In Aceh, the government ensured that any agency working on shelter for those affected by the tsunami was obliged to construct homes – permanent solutions for those rendered homeless. However, while many homes were built or rebuilt, aid agencies were overwhelmed by the amount of building contracts they had to manage, which took time and capacity from other areas of response. There were also few options for supporting people to rebuild their homes themselves, either through grants or loans, which would have ultimately been a more sustainable and cost-effective way to provide people with the homes most appropriate for their needs.

Recovery efforts in Indonesia were also dominated by a focus on housing and infrastructure, but livelihoods recovery received inadequate support. After the reconstruction operation, many people had new homes, but had not regained their sources of income. Livelihoods and job creation are essential elements of recovery and are ways to kick-start economies hard hit by disasters. But livelihood recovery takes quite a lot of time and, partly because of tight funding time-frames and donor pressure to spend funds quickly, livelihood programmes tended to be short-term after the tsunami.

As we saw in Indonesia after the tsunami, such crises inevitably leave deep and indelible marks on the lives of the survivors, and future generations to come. This can be positive or negative; Typhoon Haiyan can be remembered as a devastating tragedy that many communities were never able to recover from – or one that was overcome by supporting the people and government of the Philippines to rebuild lives and livelihoods, reflecting the needs, priorities and concerns of those affected by the disaster.

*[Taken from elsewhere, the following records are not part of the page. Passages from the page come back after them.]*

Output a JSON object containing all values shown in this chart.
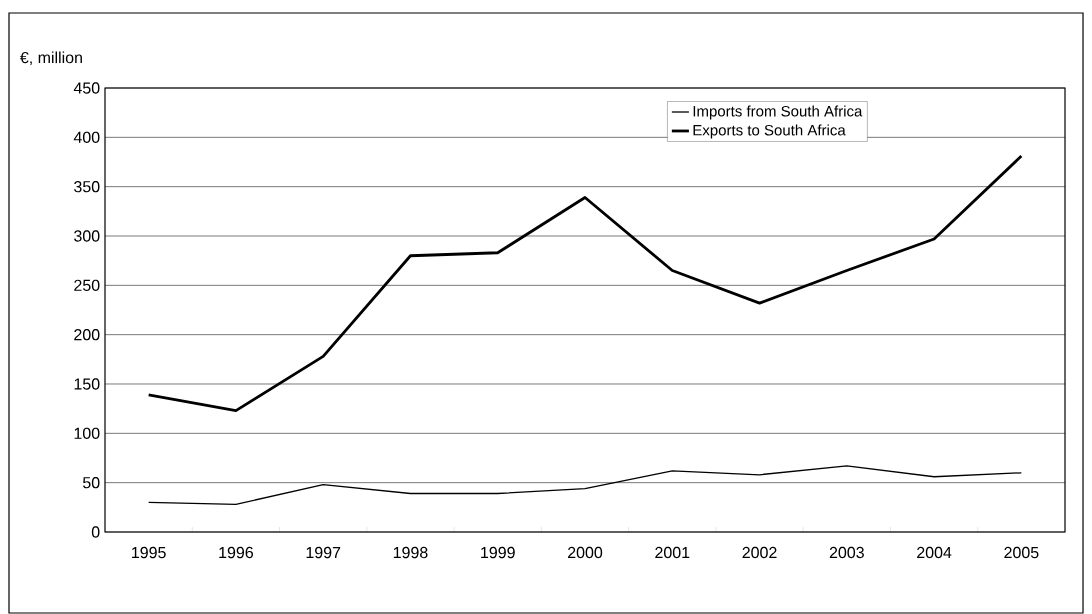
{
  "chart_data": {
    "type": "line",
    "ylabel": "€, million",
    "categories": [
      "1995",
      "1996",
      "1997",
      "1998",
      "1999",
      "2000",
      "2001",
      "2002",
      "2003",
      "2004",
      "2005"
    ],
    "series": [
      {
        "name": "Imports from South Africa",
        "color": "#000000",
        "values": [
          30,
          28,
          48,
          39,
          39,
          44,
          62,
          58,
          67,
          56,
          60
        ]
      },
      {
        "name": "Exports to South Africa",
        "color": "#000000",
        "values": [
          139,
          123,
          178,
          280,
          283,
          339,
          265,
          232,
          265,
          297,
          381
        ]
      }
    ],
    "ylim": [
      0,
      450
    ],
    "yticks": [
      0,
      50,
      100,
      150,
      200,
      250,
      300,
      350,
      400,
      450
    ],
    "grid": "y",
    "legend": "top",
    "marker": "none",
    "line_style": "solid"
  }
}
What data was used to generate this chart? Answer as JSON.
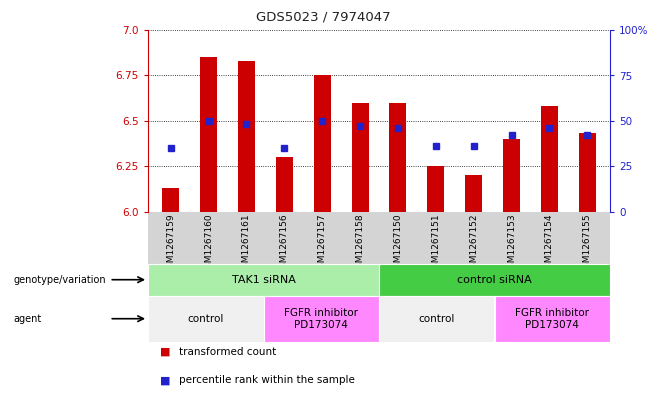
{
  "title": "GDS5023 / 7974047",
  "samples": [
    "GSM1267159",
    "GSM1267160",
    "GSM1267161",
    "GSM1267156",
    "GSM1267157",
    "GSM1267158",
    "GSM1267150",
    "GSM1267151",
    "GSM1267152",
    "GSM1267153",
    "GSM1267154",
    "GSM1267155"
  ],
  "bar_values": [
    6.13,
    6.85,
    6.83,
    6.3,
    6.75,
    6.6,
    6.6,
    6.25,
    6.2,
    6.4,
    6.58,
    6.43
  ],
  "bar_base": 6.0,
  "percentile_values": [
    35,
    50,
    48,
    35,
    50,
    47,
    46,
    36,
    36,
    42,
    46,
    42
  ],
  "ylim_left": [
    6.0,
    7.0
  ],
  "ylim_right": [
    0,
    100
  ],
  "yticks_left": [
    6.0,
    6.25,
    6.5,
    6.75,
    7.0
  ],
  "yticks_right": [
    0,
    25,
    50,
    75,
    100
  ],
  "bar_color": "#cc0000",
  "dot_color": "#2222cc",
  "left_axis_color": "#cc0000",
  "right_axis_color": "#2222cc",
  "plot_bg": "#ffffff",
  "xtick_bg": "#d4d4d4",
  "genotype_groups": [
    {
      "text": "TAK1 siRNA",
      "start": 0,
      "end": 5,
      "color": "#aaeeaa"
    },
    {
      "text": "control siRNA",
      "start": 6,
      "end": 11,
      "color": "#44cc44"
    }
  ],
  "agent_groups": [
    {
      "text": "control",
      "start": 0,
      "end": 2,
      "color": "#f0f0f0"
    },
    {
      "text": "FGFR inhibitor\nPD173074",
      "start": 3,
      "end": 5,
      "color": "#ff88ff"
    },
    {
      "text": "control",
      "start": 6,
      "end": 8,
      "color": "#f0f0f0"
    },
    {
      "text": "FGFR inhibitor\nPD173074",
      "start": 9,
      "end": 11,
      "color": "#ff88ff"
    }
  ],
  "legend_items": [
    {
      "color": "#cc0000",
      "label": "transformed count"
    },
    {
      "color": "#2222cc",
      "label": "percentile rank within the sample"
    }
  ],
  "genotype_label": "genotype/variation",
  "agent_label": "agent"
}
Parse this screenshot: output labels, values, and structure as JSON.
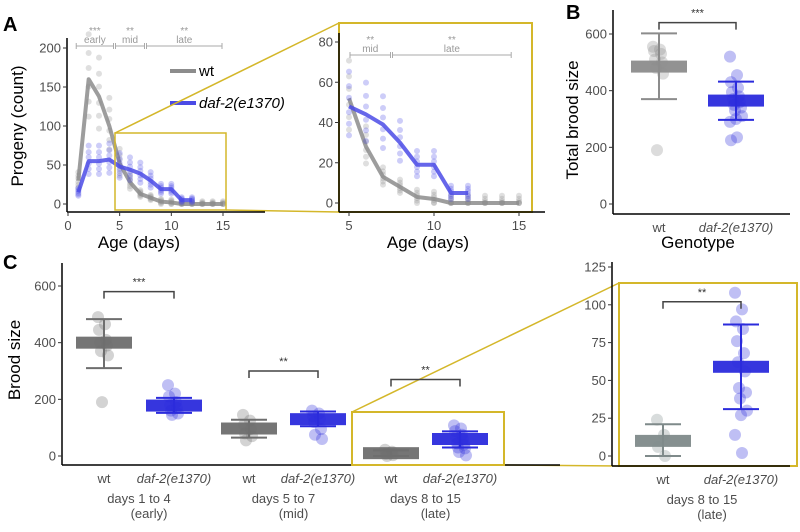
{
  "chart_data": [
    {
      "id": "A",
      "type": "line",
      "panel_label": "A",
      "xlabel": "Age (days)",
      "ylabel": "Progeny (count)",
      "xlim": [
        0,
        15
      ],
      "ylim": [
        0,
        200
      ],
      "xticks": [
        "0",
        "5",
        "10",
        "15"
      ],
      "yticks": [
        "0",
        "50",
        "100",
        "150",
        "200"
      ],
      "legend_position": "top-right",
      "series": [
        {
          "name": "wt",
          "color": "#8c8c8c",
          "x": [
            1,
            2,
            3,
            4,
            5,
            6,
            7,
            8,
            9,
            10,
            11,
            12,
            13,
            14,
            15
          ],
          "y": [
            30,
            160,
            138,
            100,
            52,
            28,
            13,
            8,
            3,
            2,
            0,
            0,
            0,
            0,
            0
          ]
        },
        {
          "name": "daf-2(e1370)",
          "color": "#4b4be6",
          "x": [
            1,
            2,
            3,
            4,
            5,
            6,
            7,
            8,
            9,
            10,
            11,
            12
          ],
          "y": [
            15,
            55,
            55,
            57,
            48,
            44,
            39,
            30,
            19,
            19,
            5,
            5
          ]
        }
      ],
      "significance": [
        {
          "stars": "***",
          "label": "early",
          "from": 0.7,
          "to": 4.5
        },
        {
          "stars": "**",
          "label": "mid",
          "from": 4.5,
          "to": 7.5
        },
        {
          "stars": "**",
          "label": "late",
          "from": 7.5,
          "to": 15
        }
      ],
      "highlight_box": {
        "x": [
          4.6,
          15.2
        ],
        "y": [
          -3,
          92
        ],
        "color": "#d4b72a"
      }
    },
    {
      "id": "A-zoom",
      "type": "line",
      "xlabel": "Age (days)",
      "xlim": [
        5,
        15
      ],
      "ylim": [
        0,
        80
      ],
      "xticks": [
        "5",
        "10",
        "15"
      ],
      "yticks": [
        "0",
        "20",
        "40",
        "60",
        "80"
      ],
      "series": [
        {
          "name": "wt",
          "color": "#8c8c8c",
          "x": [
            5,
            6,
            7,
            8,
            9,
            10,
            11,
            12,
            13,
            14,
            15
          ],
          "y": [
            52,
            28,
            13,
            8,
            3,
            2,
            0,
            0,
            0,
            0,
            0
          ]
        },
        {
          "name": "daf-2(e1370)",
          "color": "#4b4be6",
          "x": [
            5,
            6,
            7,
            8,
            9,
            10,
            11,
            12
          ],
          "y": [
            48,
            44,
            39,
            30,
            19,
            19,
            5,
            5
          ]
        }
      ],
      "significance": [
        {
          "stars": "**",
          "label": "mid",
          "from": 5,
          "to": 7.5
        },
        {
          "stars": "**",
          "label": "late",
          "from": 7.5,
          "to": 14.6
        }
      ]
    },
    {
      "id": "B",
      "type": "scatter",
      "panel_label": "B",
      "xlabel": "Genotype",
      "ylabel": "Total brood size",
      "ylim": [
        0,
        650
      ],
      "yticks": [
        "0",
        "200",
        "400",
        "600"
      ],
      "categories": [
        "wt",
        "daf-2(e1370)"
      ],
      "groups": [
        {
          "category": "wt",
          "color": "#8c8c8c",
          "mean": 485,
          "low": 370,
          "high": 602,
          "points": [
            555,
            545,
            540,
            530,
            510,
            500,
            480,
            460,
            190
          ]
        },
        {
          "category": "daf-2(e1370)",
          "color": "#2b2bdc",
          "mean": 365,
          "low": 297,
          "high": 432,
          "points": [
            520,
            455,
            430,
            410,
            395,
            380,
            370,
            360,
            350,
            340,
            330,
            310,
            300,
            290,
            235,
            225
          ]
        }
      ],
      "significance": [
        {
          "stars": "***",
          "from": 0,
          "to": 1,
          "y": 640
        }
      ]
    },
    {
      "id": "C",
      "type": "scatter",
      "panel_label": "C",
      "ylabel": "Brood size",
      "ylim": [
        -30,
        680
      ],
      "yticks": [
        "0",
        "200",
        "400",
        "600"
      ],
      "categories": [
        "wt",
        "daf-2(e1370)",
        "wt",
        "daf-2(e1370)",
        "wt",
        "daf-2(e1370)"
      ],
      "group_labels": [
        {
          "line1": "days 1 to 4",
          "line2": "(early)"
        },
        {
          "line1": "days 5 to 7",
          "line2": "(mid)"
        },
        {
          "line1": "days 8 to 15",
          "line2": "(late)"
        }
      ],
      "groups": [
        {
          "category": "wt",
          "color": "#6e6e6e",
          "mean": 400,
          "low": 310,
          "high": 483,
          "points": [
            490,
            465,
            445,
            410,
            400,
            390,
            370,
            355,
            190
          ]
        },
        {
          "category": "daf-2(e1370)",
          "color": "#2b2bdc",
          "mean": 178,
          "low": 152,
          "high": 205,
          "points": [
            250,
            220,
            210,
            190,
            180,
            170,
            160,
            150,
            145
          ]
        },
        {
          "category": "wt",
          "color": "#6e6e6e",
          "mean": 97,
          "low": 65,
          "high": 128,
          "points": [
            145,
            125,
            110,
            95,
            80,
            70,
            55
          ]
        },
        {
          "category": "daf-2(e1370)",
          "color": "#2b2bdc",
          "mean": 130,
          "low": 105,
          "high": 157,
          "points": [
            160,
            150,
            140,
            130,
            120,
            95,
            75,
            60
          ]
        },
        {
          "category": "wt",
          "color": "#6e6e6e",
          "mean": 10,
          "low": 0,
          "high": 20,
          "points": [
            22,
            15,
            8,
            3,
            0
          ]
        },
        {
          "category": "daf-2(e1370)",
          "color": "#2b2bdc",
          "mean": 60,
          "low": 30,
          "high": 87,
          "points": [
            108,
            97,
            88,
            75,
            66,
            60,
            45,
            40,
            30,
            27,
            14,
            2
          ]
        }
      ],
      "significance": [
        {
          "stars": "***",
          "from": 0,
          "to": 1,
          "y": 580
        },
        {
          "stars": "**",
          "from": 2,
          "to": 3,
          "y": 300
        },
        {
          "stars": "**",
          "from": 4,
          "to": 5,
          "y": 270
        }
      ],
      "highlight_box": {
        "groups": [
          4,
          5
        ],
        "color": "#d4b72a"
      }
    },
    {
      "id": "C-zoom",
      "type": "scatter",
      "ylim": [
        -5,
        125
      ],
      "yticks": [
        "0",
        "25",
        "50",
        "75",
        "100",
        "125"
      ],
      "categories": [
        "wt",
        "daf-2(e1370)"
      ],
      "group_labels": [
        {
          "line1": "days 8 to 15",
          "line2": "(late)"
        }
      ],
      "groups": [
        {
          "category": "wt",
          "color": "#7f8a8a",
          "mean": 10,
          "low": 0,
          "high": 21,
          "points": [
            24,
            14,
            6,
            0
          ]
        },
        {
          "category": "daf-2(e1370)",
          "color": "#2b2bdc",
          "mean": 59,
          "low": 31,
          "high": 87,
          "points": [
            108,
            97,
            89,
            84,
            76,
            68,
            62,
            56,
            45,
            42,
            38,
            30,
            27,
            14,
            2
          ]
        }
      ],
      "significance": [
        {
          "stars": "**",
          "from": 0,
          "to": 1,
          "y": 102
        }
      ]
    }
  ]
}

Dr. William Sabandar is the Special Assistant to the Head of the Presidential Delivery Unit of the Government of Indonesia and former Director for Nias at the Government of Indonesia’s Executing Agency for Rehabilitation and Reconstruction (BRR) of Aceh-Nias 2005-2009. He also served as Special Envoy for the Secretary of ASEAN for Post-Nargis Recovery in Myanmar from 2009-2010.

Lilianne Fan is a Research Fellow at the Humanitarian Policy Group of the Overseas Development Institute in London. She has previously served as Housing, Land and Property Coordinator in the IASC Shelter Cluster in post-earthquake Haiti, Recovery Adviser to the Special Envoy for the ASEAN Secretary-General for Post-Nargis Recovery in Myanmar and Senior Policy Coordinator for Oxfam in post-tsunami Aceh, Indonesia.